14/06/2009

ICMS Ecológico

Um importante instrumento para a gestão ambiental

Por Filipe Melo, estudante de Ciências Sociais (UFPE) e bolsista de iniciação científica da Fundação Joaquim Nabuco


A partir da revolução industrial se visualiza um crescente aumento no consumo de recursos naturais, bem como na geração de resíduos, cujas conseqüências, vistas de forma sistêmica, têm sido refletidas em profundas modificações no meio ambiente e na qualidade de vida, apesar de encontrarmos bases históricas nas questões ambientais (CAVALCANTI, 2006).
Sendo assim, desde o ano de 1972, em Estocolmo, a Organização das Nações Unidas vem realizando Conferências Internacionais para discutir a questão ambiental, com o objetivo de pensar alternativas viáveis para que os países possam desenvolver e implementar suas políticas ambientais de forma harmônica com as necessidades atuais e a preservação do meio ambiente.
Nesse contexto, o Brasil elaborou sua Política Nacional de Meio Ambiente (Lei 6.938/81), principal responsável pela gestão ambiental no país. A Lei estabeleceu de forma pioneira, instrumentos de planejamento, avaliação e execução de ações voltadas para a preservação ambiental no Brasil.
As políticas ambientais baseiam-se em aspectos normativos e regulatórios, através de instrumentos do tipo comando & controle, que prescrevem comportamentos desejáveis na relação com o meio ambiente e a regulação exercida sobre ele.

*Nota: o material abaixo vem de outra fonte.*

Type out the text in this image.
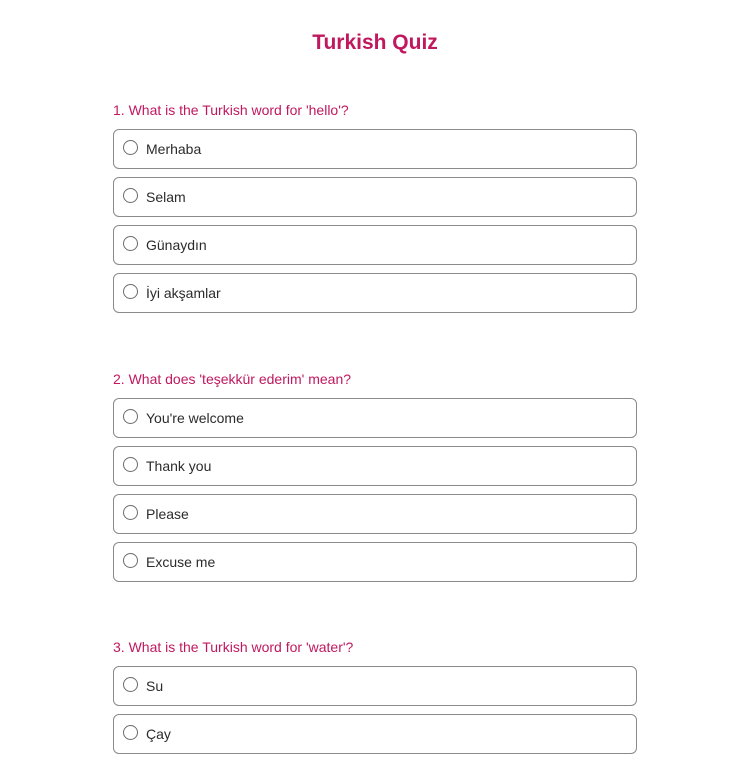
Turkish Quiz
1. What is the Turkish word for 'hello'?
Merhaba
Selam
Günaydın
İyi akşamlar
2. What does 'teşekkür ederim' mean?
You're welcome
Thank you
Please
Excuse me
3. What is the Turkish word for 'water'?
Su
Çay
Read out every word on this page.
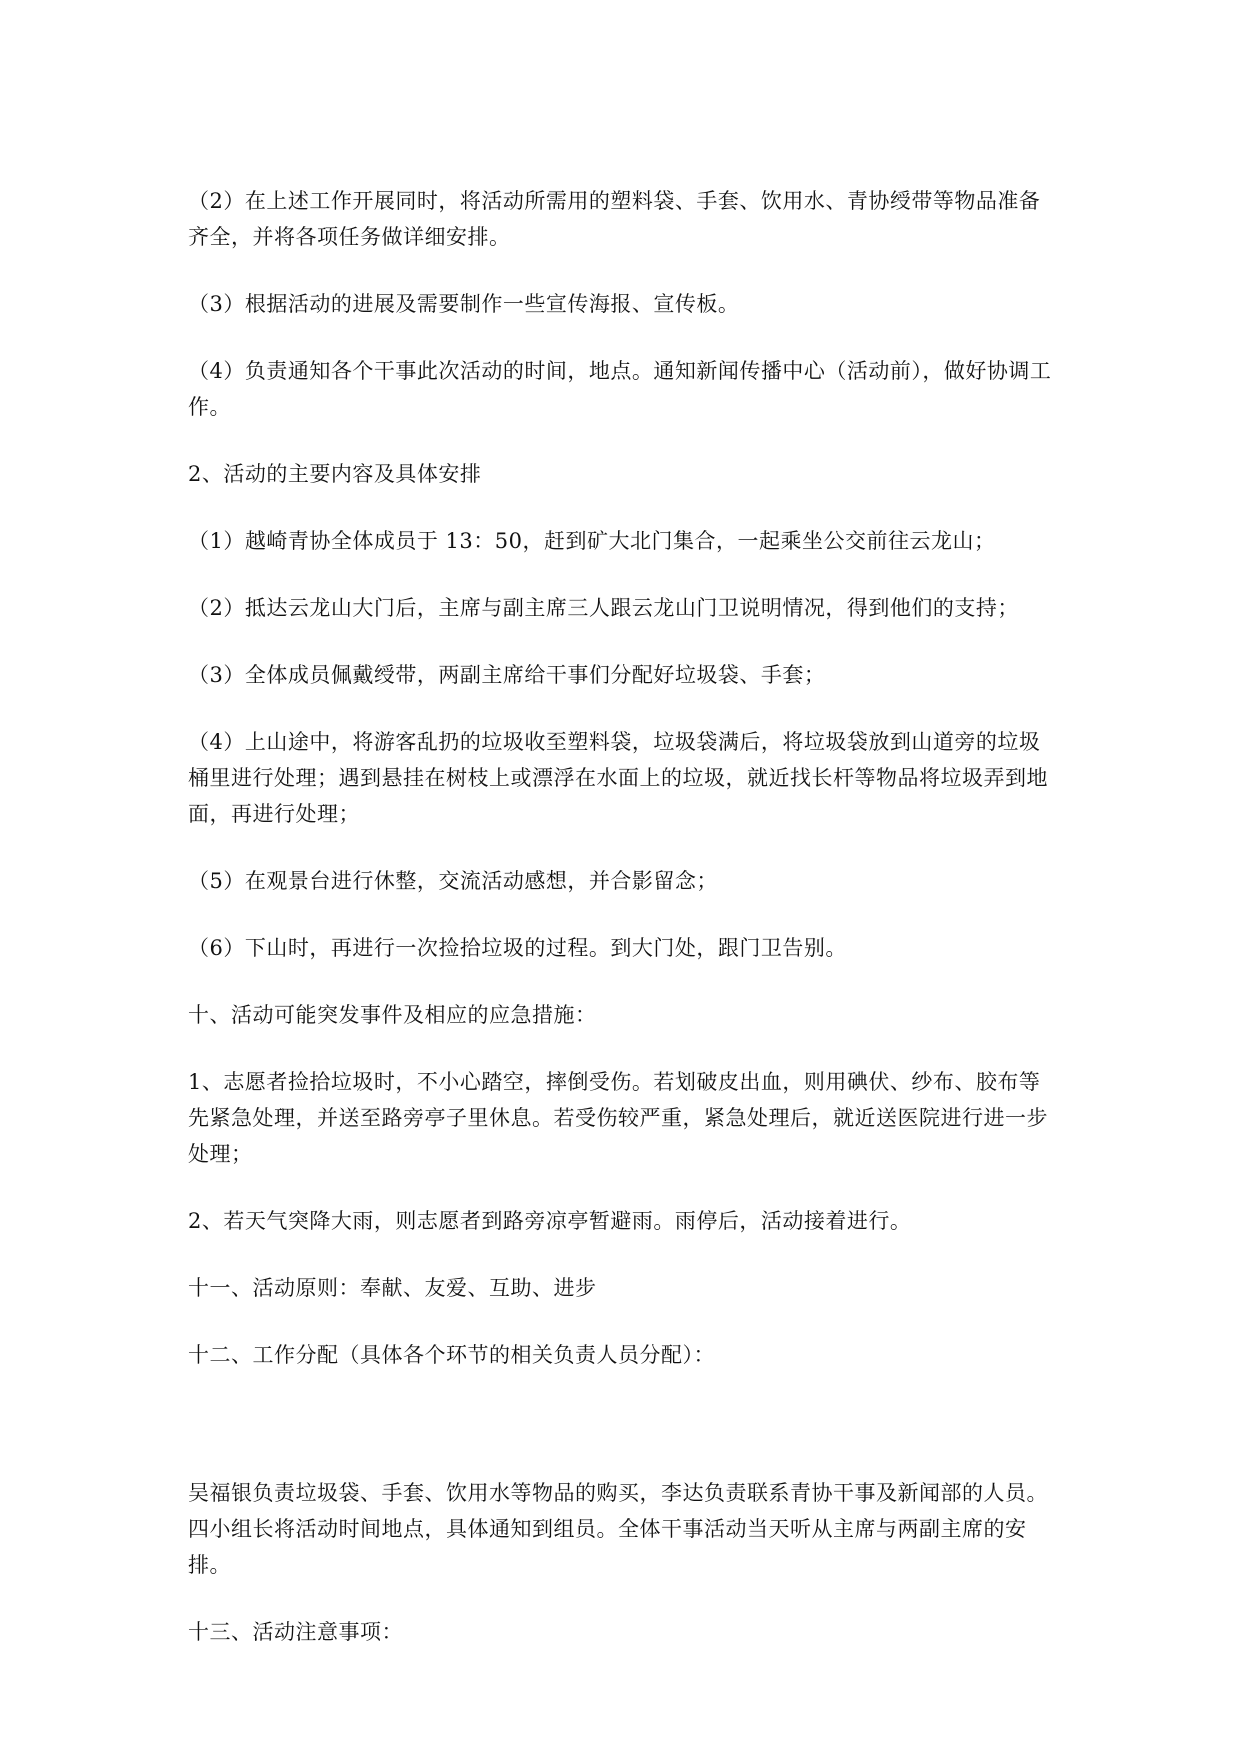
（2）在上述工作开展同时，将活动所需用的塑料袋、手套、饮用水、青协绶带等物品准备齐全，并将各项任务做详细安排。

（3）根据活动的进展及需要制作一些宣传海报、宣传板。

（4）负责通知各个干事此次活动的时间，地点。通知新闻传播中心（活动前），做好协调工作。

2、活动的主要内容及具体安排

（1）越崎青协全体成员于 13：50，赶到矿大北门集合，一起乘坐公交前往云龙山；

（2）抵达云龙山大门后，主席与副主席三人跟云龙山门卫说明情况，得到他们的支持；

（3）全体成员佩戴绶带，两副主席给干事们分配好垃圾袋、手套；

（4）上山途中，将游客乱扔的垃圾收至塑料袋，垃圾袋满后，将垃圾袋放到山道旁的垃圾桶里进行处理；遇到悬挂在树枝上或漂浮在水面上的垃圾，就近找长杆等物品将垃圾弄到地面，再进行处理；

（5）在观景台进行休整，交流活动感想，并合影留念；

（6）下山时，再进行一次捡拾垃圾的过程。到大门处，跟门卫告别。

十、活动可能突发事件及相应的应急措施：

1、志愿者捡拾垃圾时，不小心踏空，摔倒受伤。若划破皮出血，则用碘伏、纱布、胶布等先紧急处理，并送至路旁亭子里休息。若受伤较严重，紧急处理后，就近送医院进行进一步处理；

2、若天气突降大雨，则志愿者到路旁凉亭暂避雨。雨停后，活动接着进行。

十一、活动原则：奉献、友爱、互助、进步

十二、工作分配（具体各个环节的相关负责人员分配）：

吴福银负责垃圾袋、手套、饮用水等物品的购买，李达负责联系青协干事及新闻部的人员。四小组长将活动时间地点，具体通知到组员。全体干事活动当天听从主席与两副主席的安排。

十三、活动注意事项：
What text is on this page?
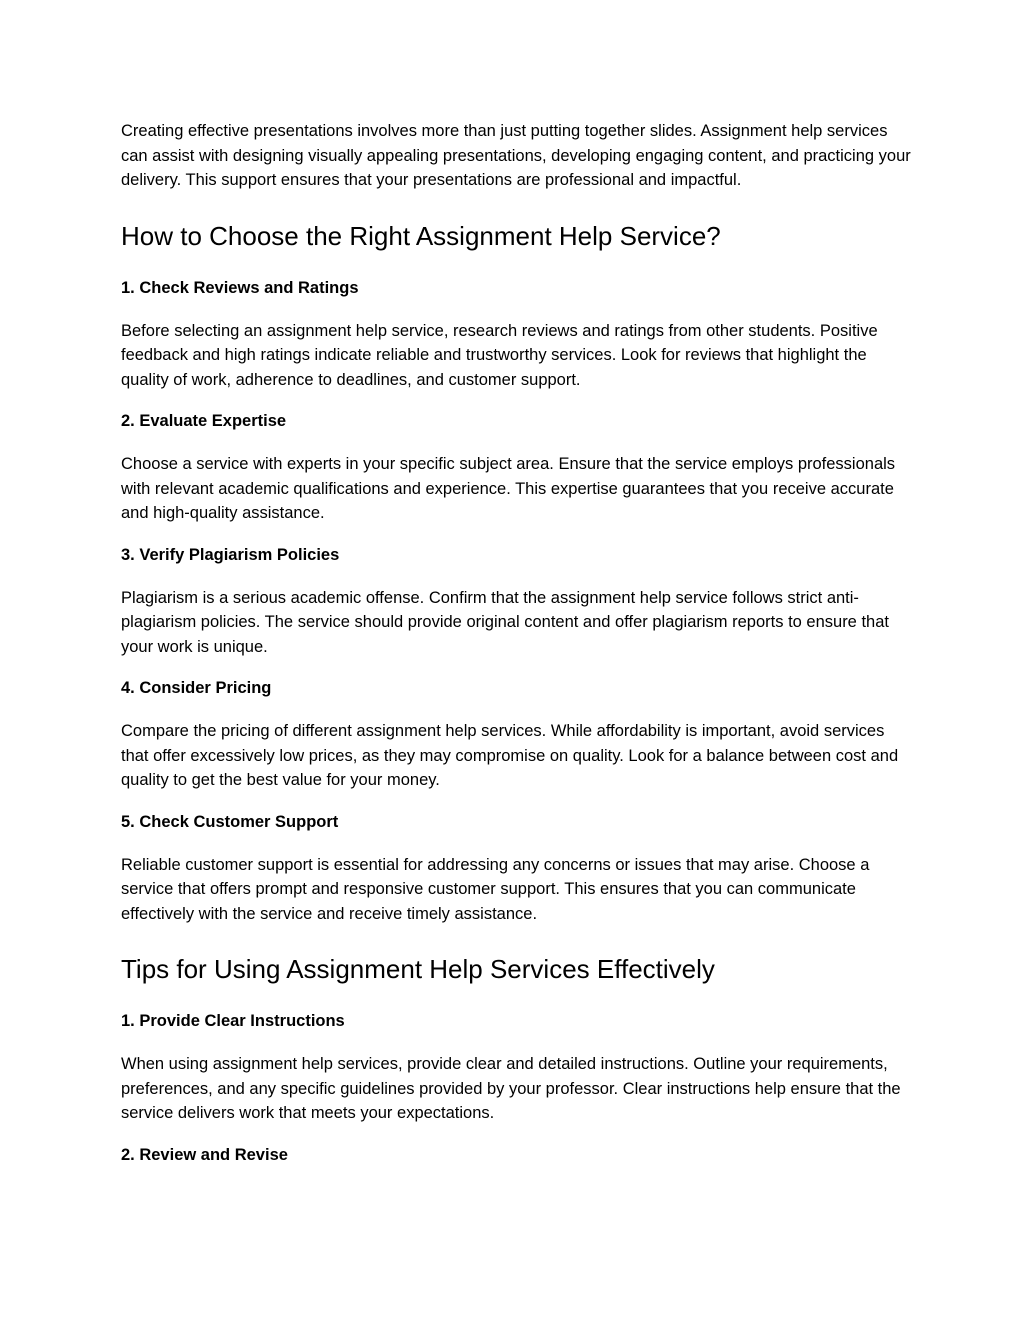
Creating effective presentations involves more than just putting together slides. Assignment help services can assist with designing visually appealing presentations, developing engaging content, and practicing your delivery. This support ensures that your presentations are professional and impactful.

How to Choose the Right Assignment Help Service?
1. Check Reviews and Ratings

Before selecting an assignment help service, research reviews and ratings from other students. Positive feedback and high ratings indicate reliable and trustworthy services. Look for reviews that highlight the quality of work, adherence to deadlines, and customer support.

2. Evaluate Expertise

Choose a service with experts in your specific subject area. Ensure that the service employs professionals with relevant academic qualifications and experience. This expertise guarantees that you receive accurate and high-quality assistance.

3. Verify Plagiarism Policies

Plagiarism is a serious academic offense. Confirm that the assignment help service follows strict anti-plagiarism policies. The service should provide original content and offer plagiarism reports to ensure that your work is unique.

4. Consider Pricing

Compare the pricing of different assignment help services. While affordability is important, avoid services that offer excessively low prices, as they may compromise on quality. Look for a balance between cost and quality to get the best value for your money.

5. Check Customer Support

Reliable customer support is essential for addressing any concerns or issues that may arise. Choose a service that offers prompt and responsive customer support. This ensures that you can communicate effectively with the service and receive timely assistance.

Tips for Using Assignment Help Services Effectively
1. Provide Clear Instructions

When using assignment help services, provide clear and detailed instructions. Outline your requirements, preferences, and any specific guidelines provided by your professor. Clear instructions help ensure that the service delivers work that meets your expectations.

2. Review and Revise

Além desses instrumentos normativos, as políticas ambientais utilizam-se de instrumentos econômicos, baseados no mercado, como o caso do ICMS Ecológico ou Socioambiental.
O ICMS Ecológico foi instituído, primeiramente, no Estado do Paraná (1991), seguido por outros estados, inclusive Pernambuco (2001). Esse instrumento econômico, criado pelos estados, simplesmente introduz novos critérios na repartição da receita do ICMS que é, por sua vez, repassada aos municípios, via índice de participação dos municípios no ICMS.
A Constituição Federal de 1988, em seu artigo 158, permitiu ao legislador estadual editar alguns critérios para a repartição da receita, relativa à parcela de 25% do ICMS repassada aos municípios. Aproveitando esta possibilidade legal, os estados que adotaram o ICMS Ecológico, como instrumento econômico para a gestão ambiental, introduziram critérios ambientais ou socioambientais para a distribuição da cota-parte do ICMS destinada aos municípios.
Dessa forma, cada estado que adotou o ICMS Ecológico levou em consideração sua realidade social, econômica e ambiental para a edição dos critérios socioambientais a serem observados na repartição das receitas, construindo assim um instrumento econômico que favorecesse a gestão ambiental, tanto do estado como também dos municípios.
O ICMS Ecológico é um instrumento de indução pelo nível mais alto de governo. É oferecido pelos estados aos governos locais, como um incentivo seletivo positivo, e constitui também uma regulação não coercitiva. Ele produz resultados melhores e mais rápidos do que se o estado meramente aplicasse os instrumentos tradicionais de comando & controle, penalizando os governos locais que não cumpram algumas de suas responsabilidades. O incentivo promove a competição entre municípios e valoriza o exemplo daqueles que alcançaram resultados (RIBEIRO, 2004).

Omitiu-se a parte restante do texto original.